The sources of embolization of the upper brachial artery are different. In 90-95% - these are thrombi in the left atrium, as well as thrombi on prosthetic or pathologically affected mitral or aortic valves, particles of migrating atheromatous plaques.
The main clinical signs of embolism of the upper mesenteric artery:
- sudden acute pain in the navel or right upper quadrant of the abdomen;
- cold sticky sweat;
- vomiting;
- diarrhea (appears unintentionally, sometimes in a few hours);
- intestinal bleeding (discharge from the anus of blood or mucus stained with blood) - is a sign of a mucosal infarction of the intestine; appears after a few hours;
- pronounced bloating, slight soreness of the abdominal wall during palpation;
- the appearance of symptoms of irritation of the peritoneum with the progression of the pathological process (pronounced abdominal wall tension), which indicates the necrosis of all layers of the intestinal wall and the development of peritonitis; during this period, intestinal noises disappear;
- the presence of vascular noise in the epigastrium;
- drop in blood pressure, tachycardia;
- increased body temperature;
- pronounced leukocytosis;
- increased pneumatization of intestinal loops on a survey radiograph of the abdominal cavity;
- occlusion of the upper mesenteric artery, revealed by percutaneous ileal retrograde angiography.
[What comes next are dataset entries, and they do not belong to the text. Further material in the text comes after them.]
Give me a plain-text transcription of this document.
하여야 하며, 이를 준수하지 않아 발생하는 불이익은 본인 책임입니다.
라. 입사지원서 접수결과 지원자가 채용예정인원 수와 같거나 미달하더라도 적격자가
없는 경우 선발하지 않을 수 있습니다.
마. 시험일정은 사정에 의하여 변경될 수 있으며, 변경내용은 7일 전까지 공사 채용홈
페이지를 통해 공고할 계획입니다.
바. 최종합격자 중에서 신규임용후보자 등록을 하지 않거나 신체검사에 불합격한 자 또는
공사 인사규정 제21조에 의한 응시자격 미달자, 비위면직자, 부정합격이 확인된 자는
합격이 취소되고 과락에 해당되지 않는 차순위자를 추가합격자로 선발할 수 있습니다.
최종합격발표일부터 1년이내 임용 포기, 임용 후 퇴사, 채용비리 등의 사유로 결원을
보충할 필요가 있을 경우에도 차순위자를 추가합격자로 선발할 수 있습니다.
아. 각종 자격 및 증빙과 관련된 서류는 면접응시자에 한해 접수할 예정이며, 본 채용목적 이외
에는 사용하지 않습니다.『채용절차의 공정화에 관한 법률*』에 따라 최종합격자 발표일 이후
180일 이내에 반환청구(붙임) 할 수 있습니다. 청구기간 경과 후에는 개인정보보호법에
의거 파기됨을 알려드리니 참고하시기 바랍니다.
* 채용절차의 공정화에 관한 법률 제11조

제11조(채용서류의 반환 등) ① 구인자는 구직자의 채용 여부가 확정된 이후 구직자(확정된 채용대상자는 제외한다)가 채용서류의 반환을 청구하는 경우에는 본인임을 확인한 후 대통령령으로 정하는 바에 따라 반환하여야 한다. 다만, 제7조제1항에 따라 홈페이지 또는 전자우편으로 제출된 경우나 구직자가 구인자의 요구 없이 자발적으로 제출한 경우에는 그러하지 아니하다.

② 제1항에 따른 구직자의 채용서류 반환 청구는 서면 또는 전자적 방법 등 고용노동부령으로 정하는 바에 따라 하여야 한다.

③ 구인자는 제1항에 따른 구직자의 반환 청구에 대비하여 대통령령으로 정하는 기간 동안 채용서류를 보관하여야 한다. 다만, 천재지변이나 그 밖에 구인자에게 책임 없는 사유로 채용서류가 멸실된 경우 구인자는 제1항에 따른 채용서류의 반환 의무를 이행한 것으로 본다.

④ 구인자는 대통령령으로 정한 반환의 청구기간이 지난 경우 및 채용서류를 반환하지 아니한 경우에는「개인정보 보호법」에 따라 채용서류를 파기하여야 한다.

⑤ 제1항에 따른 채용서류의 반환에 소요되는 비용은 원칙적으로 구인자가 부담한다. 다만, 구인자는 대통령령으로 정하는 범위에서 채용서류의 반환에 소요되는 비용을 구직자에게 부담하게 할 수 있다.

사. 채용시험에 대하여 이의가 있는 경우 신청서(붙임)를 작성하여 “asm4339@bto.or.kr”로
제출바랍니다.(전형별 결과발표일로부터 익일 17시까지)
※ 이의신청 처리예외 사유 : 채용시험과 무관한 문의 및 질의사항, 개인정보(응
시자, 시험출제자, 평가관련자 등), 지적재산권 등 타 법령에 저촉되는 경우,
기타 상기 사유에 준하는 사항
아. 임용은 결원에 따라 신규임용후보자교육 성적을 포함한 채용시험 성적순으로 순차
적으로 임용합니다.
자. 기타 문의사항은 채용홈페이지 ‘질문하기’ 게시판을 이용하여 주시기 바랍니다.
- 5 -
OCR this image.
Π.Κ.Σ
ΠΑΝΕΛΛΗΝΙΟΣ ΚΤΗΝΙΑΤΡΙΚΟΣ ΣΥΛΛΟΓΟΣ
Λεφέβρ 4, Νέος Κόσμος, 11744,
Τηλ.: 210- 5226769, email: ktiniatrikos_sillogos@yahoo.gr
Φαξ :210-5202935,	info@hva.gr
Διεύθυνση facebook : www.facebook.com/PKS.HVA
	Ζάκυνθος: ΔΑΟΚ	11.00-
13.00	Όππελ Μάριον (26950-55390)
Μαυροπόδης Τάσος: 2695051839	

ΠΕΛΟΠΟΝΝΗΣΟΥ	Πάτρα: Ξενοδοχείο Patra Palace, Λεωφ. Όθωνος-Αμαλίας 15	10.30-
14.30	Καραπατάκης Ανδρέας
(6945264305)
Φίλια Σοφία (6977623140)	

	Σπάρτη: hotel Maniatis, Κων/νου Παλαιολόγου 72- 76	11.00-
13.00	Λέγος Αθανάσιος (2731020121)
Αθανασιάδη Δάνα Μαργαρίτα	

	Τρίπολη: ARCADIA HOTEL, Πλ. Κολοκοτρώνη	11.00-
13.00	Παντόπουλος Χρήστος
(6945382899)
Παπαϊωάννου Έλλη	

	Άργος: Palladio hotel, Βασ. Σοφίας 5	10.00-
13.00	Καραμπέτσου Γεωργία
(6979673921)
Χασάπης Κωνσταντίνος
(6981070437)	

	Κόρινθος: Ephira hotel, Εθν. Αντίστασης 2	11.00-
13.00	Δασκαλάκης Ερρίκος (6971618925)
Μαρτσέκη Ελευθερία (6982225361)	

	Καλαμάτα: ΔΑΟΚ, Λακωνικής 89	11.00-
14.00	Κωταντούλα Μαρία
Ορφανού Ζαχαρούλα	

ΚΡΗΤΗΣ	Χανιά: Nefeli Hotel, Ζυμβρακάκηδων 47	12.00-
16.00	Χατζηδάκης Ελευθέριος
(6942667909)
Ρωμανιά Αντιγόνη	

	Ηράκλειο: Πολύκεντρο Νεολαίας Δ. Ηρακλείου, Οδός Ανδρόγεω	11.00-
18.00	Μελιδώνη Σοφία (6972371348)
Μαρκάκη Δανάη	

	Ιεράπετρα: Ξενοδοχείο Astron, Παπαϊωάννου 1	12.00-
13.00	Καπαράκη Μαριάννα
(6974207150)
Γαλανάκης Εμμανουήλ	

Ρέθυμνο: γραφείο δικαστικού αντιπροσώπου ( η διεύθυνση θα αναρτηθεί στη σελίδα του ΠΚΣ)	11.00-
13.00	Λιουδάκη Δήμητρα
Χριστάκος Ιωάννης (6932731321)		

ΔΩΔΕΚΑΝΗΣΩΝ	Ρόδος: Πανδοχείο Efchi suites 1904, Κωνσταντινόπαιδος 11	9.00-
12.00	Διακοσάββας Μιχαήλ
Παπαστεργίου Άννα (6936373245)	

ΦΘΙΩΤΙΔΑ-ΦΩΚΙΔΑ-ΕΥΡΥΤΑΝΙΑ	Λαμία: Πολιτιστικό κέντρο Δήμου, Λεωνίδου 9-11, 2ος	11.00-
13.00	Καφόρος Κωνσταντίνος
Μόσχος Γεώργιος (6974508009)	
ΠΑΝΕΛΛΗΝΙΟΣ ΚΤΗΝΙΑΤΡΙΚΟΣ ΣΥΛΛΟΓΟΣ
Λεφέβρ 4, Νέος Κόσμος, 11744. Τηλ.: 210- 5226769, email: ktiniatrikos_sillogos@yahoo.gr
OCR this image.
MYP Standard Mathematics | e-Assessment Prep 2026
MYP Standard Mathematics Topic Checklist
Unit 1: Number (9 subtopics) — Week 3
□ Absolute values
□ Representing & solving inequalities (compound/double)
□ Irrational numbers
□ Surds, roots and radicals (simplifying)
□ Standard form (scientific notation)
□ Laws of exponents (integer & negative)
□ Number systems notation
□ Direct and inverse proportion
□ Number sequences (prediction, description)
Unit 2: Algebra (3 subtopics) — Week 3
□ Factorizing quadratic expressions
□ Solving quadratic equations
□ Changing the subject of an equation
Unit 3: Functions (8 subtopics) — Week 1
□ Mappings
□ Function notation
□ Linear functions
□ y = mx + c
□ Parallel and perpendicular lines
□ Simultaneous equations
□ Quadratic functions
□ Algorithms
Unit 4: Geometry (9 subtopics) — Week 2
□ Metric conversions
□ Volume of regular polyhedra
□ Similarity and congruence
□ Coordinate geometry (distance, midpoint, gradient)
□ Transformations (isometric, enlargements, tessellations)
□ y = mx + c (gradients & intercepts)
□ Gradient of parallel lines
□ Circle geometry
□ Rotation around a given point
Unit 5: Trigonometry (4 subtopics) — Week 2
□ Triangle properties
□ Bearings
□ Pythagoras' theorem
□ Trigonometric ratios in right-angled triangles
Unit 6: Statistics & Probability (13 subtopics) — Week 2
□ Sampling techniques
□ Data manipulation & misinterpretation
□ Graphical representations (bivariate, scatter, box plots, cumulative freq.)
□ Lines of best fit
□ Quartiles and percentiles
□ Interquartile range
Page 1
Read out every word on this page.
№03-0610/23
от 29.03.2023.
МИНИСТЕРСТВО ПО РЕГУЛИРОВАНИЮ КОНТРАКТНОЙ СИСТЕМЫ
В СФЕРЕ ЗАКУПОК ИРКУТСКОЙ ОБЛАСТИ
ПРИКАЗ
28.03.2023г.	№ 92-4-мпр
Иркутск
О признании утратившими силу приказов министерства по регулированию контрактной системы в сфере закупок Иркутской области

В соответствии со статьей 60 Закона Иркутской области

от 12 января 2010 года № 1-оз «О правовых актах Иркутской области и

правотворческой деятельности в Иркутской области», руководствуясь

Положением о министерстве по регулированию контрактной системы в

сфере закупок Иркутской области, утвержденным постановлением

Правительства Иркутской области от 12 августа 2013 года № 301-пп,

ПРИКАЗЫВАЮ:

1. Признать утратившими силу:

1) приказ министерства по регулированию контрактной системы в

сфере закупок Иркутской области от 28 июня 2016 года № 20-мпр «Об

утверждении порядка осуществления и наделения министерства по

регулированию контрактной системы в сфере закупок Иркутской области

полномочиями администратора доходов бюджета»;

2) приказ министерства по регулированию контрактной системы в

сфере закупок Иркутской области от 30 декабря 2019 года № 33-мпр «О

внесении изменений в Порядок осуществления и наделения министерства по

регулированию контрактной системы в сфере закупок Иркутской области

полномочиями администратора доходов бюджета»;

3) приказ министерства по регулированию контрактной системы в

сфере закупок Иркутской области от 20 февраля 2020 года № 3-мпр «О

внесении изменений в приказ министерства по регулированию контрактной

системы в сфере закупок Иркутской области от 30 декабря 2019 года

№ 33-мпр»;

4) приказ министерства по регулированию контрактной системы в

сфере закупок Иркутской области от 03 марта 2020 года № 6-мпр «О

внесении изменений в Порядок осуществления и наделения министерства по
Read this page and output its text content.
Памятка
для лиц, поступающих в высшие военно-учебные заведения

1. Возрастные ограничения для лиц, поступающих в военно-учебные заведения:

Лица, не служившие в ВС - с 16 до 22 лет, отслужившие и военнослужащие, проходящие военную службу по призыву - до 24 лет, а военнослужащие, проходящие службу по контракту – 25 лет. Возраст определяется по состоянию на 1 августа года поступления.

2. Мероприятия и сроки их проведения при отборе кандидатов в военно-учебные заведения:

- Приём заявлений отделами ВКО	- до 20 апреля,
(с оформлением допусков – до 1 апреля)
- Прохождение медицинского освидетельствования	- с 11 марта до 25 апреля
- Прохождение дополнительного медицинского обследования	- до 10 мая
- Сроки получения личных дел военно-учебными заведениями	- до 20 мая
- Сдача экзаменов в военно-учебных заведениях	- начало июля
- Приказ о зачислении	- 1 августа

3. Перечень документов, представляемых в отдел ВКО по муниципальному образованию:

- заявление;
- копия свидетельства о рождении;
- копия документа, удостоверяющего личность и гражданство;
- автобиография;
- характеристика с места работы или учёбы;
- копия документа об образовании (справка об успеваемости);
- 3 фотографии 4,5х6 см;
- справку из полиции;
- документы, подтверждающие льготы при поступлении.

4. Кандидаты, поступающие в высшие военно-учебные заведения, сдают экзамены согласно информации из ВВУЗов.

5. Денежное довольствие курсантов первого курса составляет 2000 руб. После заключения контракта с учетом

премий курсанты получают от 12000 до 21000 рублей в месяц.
There is no consensus on the need for its implementation, however, many surgeons consider this diagnostic procedure necessary.
Laboratory tests reveal leukocytosis, usually more than 20x10 9 / l, with necrosis of the intestine - metabolic acidosis.
With the radiographic examination of the abdominal cavity organs, it is sometimes possible to detect air-filled loops of intestines with thinned walls, which makes it possible to suspect ischemia. However, according to most researchers, the survey radiograph of the abdominal cavity does not have diagnostic significance. To confirm mesenteric ischemia in patients with suspected it is recommended to carry out percutaneous hip retrograde arteriography. This study is regarded as the first stage of diagnosis. It can be performed without danger to the patient in those cases when there are no signs of peritonitis, hemodynamic parameters are stable, normal kidney function is preserved, and the patient does not have an allergy to iodine-containing contrast agents. There are also opponents of angiography. Their objections are as follows. First, in their opinion, people over 45 years of age may experience occlusion of visceral arteries of varying severity, which does not cause them any noticeable disorders. Therefore, angiographic signs of mesenteric obstruction, found in patients, will not help in finding out when this occlusion occurred and whether it is the cause of this symptomatology. Secondly, the absence of hagiographic data on the obstruction of the vessels for the surgeon is not of decisive diagnostic significance and, in the presence of symptoms, peritonitis can not and should not keep him from laparotomy. As for the majority of experienced surgeons, according to A.Marston (1989), they agree that angiographic findings are far from always specific and, in case of doubt, it is safer to operate the patient. Nevertheless, they prefer to have angiographic data, starting surgery for suspected occlusion of the superior mesenteric artery.
Treatment of embolism of the upper brachial artery is surgical. An emergency operation is performed - embobectomy and resection of the necrotic bowel site. Rapid diagnosis and timely treatment contribute to better results, but overall, the high incidence of deaths persists. Repeated embolization is observed in 10-15% of cases.